BACKGROUND: Outbreaks of Salmonella serotype Javiana have been associated with multiple food vehicles, particularly with tomatoes. In August 2014, a local hospital notified the Tennessee Department of Health (TDH) of a recent increase in Salmonella cases. An outbreak investigation was initiated to confirm the etiology, mode of transmission, and halt the continuation of the outbreak.
METHODS: Concurrent epidemiological, laboratory, and environmental investigations were conducted. Analyses of routine case interviews and a case-control study were performed. Credit card receipts were collected from the restaurant to identify probable cases and enroll controls. Logistic regression was used to assess exposures among cases and controls in SAS 9.3. Stool specimens were collected, and isolates were subjected to molecular characterization by serotyping and pulsed-field gel electrophoresis (PFGE). An environmental assessment was conducted, and employees were interviewed about recent gastrointestinal illness.
RESULTS: Outbreak isolates were characterized as Salmonella Javiana with PFGE pattern JGGX01.0217. During August 1-September 5, 32 of 38 (84%) case-patients infected with the outbreak strain reported eating at one common restaurant, Restaurant A, within the seven days before becoming ill. Dates of illness onset ranged from August 7- September 2. Confirmed cases were defined as individuals that ate at Restaurant A after August 1 with a history of diarrhea and stool culture of Salmonella Javiana. Thirty-nine confirmed and probable cases and thirty-two controls were enrolled in the analytical study. Analyses were conducted on 37 food items, including tomato-containing menu items. Consuming cheese dip had the highest odds of developing diarrheal illness (OR: 2.13, 95% CI: 0.78-5.86), but the association was not statistically significant. The environmental assessment revealed 12 food handlers ill with diarrhea from August 6-September 2. Eight of the employees tested positive for the outbreak strain. Five of the food handlers with Salmonella reported working while ill with diarrhea. Food handlers were advised not to return to work while symptomatic, and to remain excluded until they produced a negative stool culture.

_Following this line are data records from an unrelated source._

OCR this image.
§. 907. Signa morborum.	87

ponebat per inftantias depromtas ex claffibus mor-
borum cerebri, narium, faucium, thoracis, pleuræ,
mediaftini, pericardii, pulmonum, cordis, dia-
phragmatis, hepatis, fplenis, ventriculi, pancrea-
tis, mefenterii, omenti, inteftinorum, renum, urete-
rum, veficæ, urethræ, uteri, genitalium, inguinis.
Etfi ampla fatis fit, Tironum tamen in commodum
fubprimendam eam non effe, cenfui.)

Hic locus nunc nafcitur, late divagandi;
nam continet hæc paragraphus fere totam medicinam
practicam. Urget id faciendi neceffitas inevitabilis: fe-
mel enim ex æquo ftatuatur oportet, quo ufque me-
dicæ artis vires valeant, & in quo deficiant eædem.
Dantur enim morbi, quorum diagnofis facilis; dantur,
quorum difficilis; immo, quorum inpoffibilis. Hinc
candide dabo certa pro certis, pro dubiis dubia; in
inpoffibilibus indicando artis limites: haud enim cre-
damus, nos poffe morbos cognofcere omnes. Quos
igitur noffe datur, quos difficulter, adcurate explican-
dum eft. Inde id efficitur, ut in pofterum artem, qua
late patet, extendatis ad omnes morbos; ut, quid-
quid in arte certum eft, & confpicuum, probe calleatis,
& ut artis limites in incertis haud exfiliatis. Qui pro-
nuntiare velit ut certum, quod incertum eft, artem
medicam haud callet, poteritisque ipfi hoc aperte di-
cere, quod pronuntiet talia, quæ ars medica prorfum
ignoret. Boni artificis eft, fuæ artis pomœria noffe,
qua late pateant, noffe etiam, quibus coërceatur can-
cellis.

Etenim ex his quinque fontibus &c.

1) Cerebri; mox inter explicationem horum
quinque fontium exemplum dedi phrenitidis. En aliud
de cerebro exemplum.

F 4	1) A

CONCLUSIONS: This was a large salmonellosis outbreak involving multiple infected food handlers. No single food item was associated with illness. It is likely that transmission occurred by cross-contamination of multiple foods due to the large number of ill food handlers. Standardized exclusion policies for ill food handlers should be implemented and followed in restaurants. This outbreak prompted review of state exclusion guidelines for high-risk occupations diagnosed with enteric pathogens using culture or culture-independent methods.